Some are little, like saying "I loved....Plan 9 from Outer Space, which featured a gorilla who wore a fish bowl with a 1950s TV antennae [sic] on top of his head." Well, of course that was Robot Monster, not Plan 9. Most bat-fans would know that if only because the film was shot, partly, at our beloved Bronson Canyon/Caves. But hey, an honest mistake.
But then there's the part where he says that in high school he drew parodies of comic book characters: "...Shang-Chi, Master of Kung-Fu, became Yuck-Fou, a comment on just how behind the times the comic book portrayals of Asians were circa 1967." Well, maybe comics were behind the times, but Uslan was obviously ahead of them, since Shang-Chi wouldn't make his first appearance until 1973!

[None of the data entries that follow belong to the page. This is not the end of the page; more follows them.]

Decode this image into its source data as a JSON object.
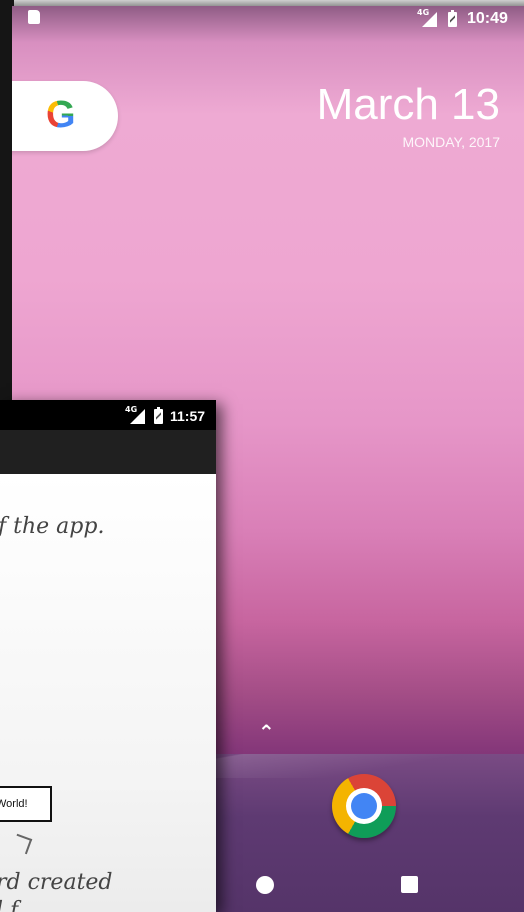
{
  "home": {
    "status_bar": {
      "network": "4G",
      "time": "10:49"
    },
    "date": {
      "main": "March 13",
      "sub": "MONDAY, 2017"
    },
    "search_widget": {
      "logo": "G"
    },
    "dock": {
      "apps": [
        "Chrome"
      ]
    },
    "icons": [
      "sd-card-icon",
      "signal-icon",
      "battery-icon",
      "google-g-icon",
      "chevron-up-icon",
      "chrome-icon",
      "home-nav-icon",
      "recents-nav-icon"
    ]
  },
  "app": {
    "status_bar": {
      "network": "4G",
      "time": "11:57"
    },
    "text_top": "f the app.",
    "hello_button": "World!",
    "text_bottom_1": "rd created",
    "text_bottom_2": "l f"
  },
  "colors": {
    "wallpaper_top": "#eeaad3",
    "wallpaper_bottom": "#5d2b66",
    "app_bar": "#202020"
  }
}
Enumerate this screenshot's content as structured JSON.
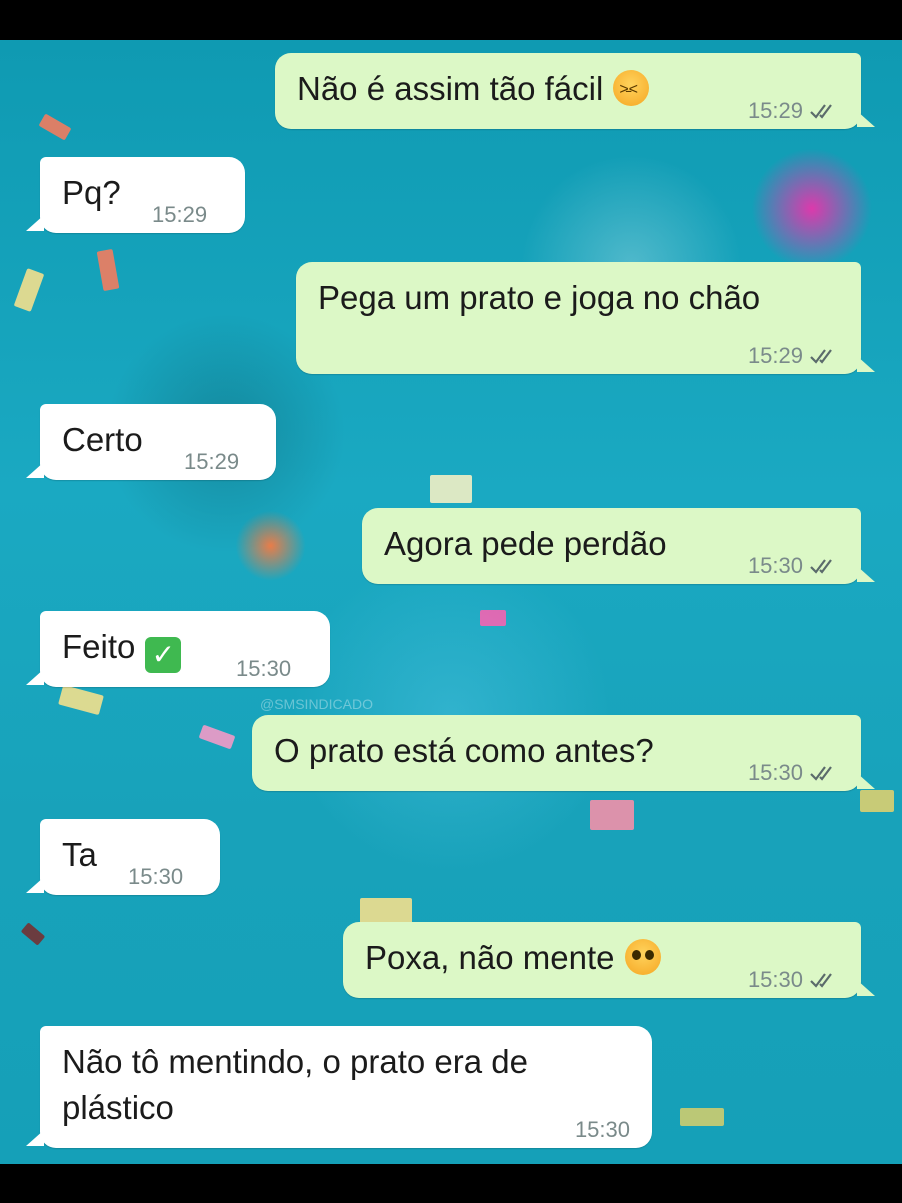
{
  "messages": [
    {
      "text": "Não é assim tão fácil",
      "emoji": "angry-face-icon",
      "time": "15:29",
      "direction": "out",
      "read": true
    },
    {
      "text": "Pq?",
      "time": "15:29",
      "direction": "in"
    },
    {
      "text": "Pega um prato e joga no chão",
      "time": "15:29",
      "direction": "out",
      "read": true
    },
    {
      "text": "Certo",
      "time": "15:29",
      "direction": "in"
    },
    {
      "text": "Agora pede perdão",
      "time": "15:30",
      "direction": "out",
      "read": true
    },
    {
      "text": "Feito",
      "emoji": "check-mark-button-icon",
      "time": "15:30",
      "direction": "in"
    },
    {
      "text": "O prato está como antes?",
      "time": "15:30",
      "direction": "out",
      "read": true
    },
    {
      "text": "Ta",
      "time": "15:30",
      "direction": "in"
    },
    {
      "text": "Poxa, não mente",
      "emoji": "pleading-face-icon",
      "time": "15:30",
      "direction": "out",
      "read": true
    },
    {
      "line1": "Não tô mentindo, o prato era de",
      "line2": "plástico",
      "time": "15:30",
      "direction": "in"
    }
  ],
  "watermark": "@SMSINDICADO",
  "colors": {
    "outgoing_bubble": "#dcf8c6",
    "incoming_bubble": "#ffffff",
    "read_tick": "#4fa3c7",
    "background": "#15a0b8"
  }
}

More egregious is the entire chapter devoted to Dr Wertham's "Seduction of the Innocent" and the Congressional "witch hunt" headed up by Sen. Estes Kefauver. Even Uslan reports that this happened circa 1955, but he goes on to describe how as a result of the ensuing national frenzy, parents in his hometown started digging out their kids' comics and getting rid of them. His best friend's father, who up til now has been okay with the hobby, suddenly goes berserk and starts shoveling the kid's comics into the fireplace. "I watched helplessly as his comics went up in flames," writes Uslan, including Amazing Fantasy #15, Amazing Spider-Man #1, Fantastic Four #1-14, and so on and so on. Suffice to say not a single issue he lists was published before 1961, which means either (1) Uslan's town was really slow to get the news of the anti-comics Senate hearings (on this timetable, they would've been burning Beatle records around 1974) or (2) Uslan isn't about to let facts get in the way of a good story.
It feels odd to say an author can't even tell his own autobiography correctly, but so far this kind of thing doesn't instill a lot of confidence in the guy as a source of information on...well, anything. Frankly after a beginning like this, I'm inclined to take anything he says with a grain of salt.
http://www.amazon.com/The-Boy-Who-Loved ... geNumber=1
I very much agree. If after the nearly flawless first season, the second season had become slightly more grounded in reality instead of Stanley Ralph Ross-ed into oblivion, that would have been a fine thing.WayneGrayson wrote: Finally, if the series had a more adult tone, if the goofiness were to be toned down somewhat, Batman and Robin's 1966 human qualities would have made it an even better series than it was.
I totally agree. The first season was tops! Mr Freeze, Zelda and False Face - what a triumvirate.Progress Pigment wrote:I very much agree. If after the nearly flawless first season, the second season had become slightly more grounded in reality instead of Stanley Ralph Ross-ed into oblivion, that would have been a fine thing.WayneGrayson wrote: Finally, if the series had a more adult tone, if the goofiness were to be toned down somewhat, Batman and Robin's 1966 human qualities would have made it an even better series than it was.
Now - as for the book...I read it recently but lost interest after reading the TV-show bashing. Good thing I just borrowed it.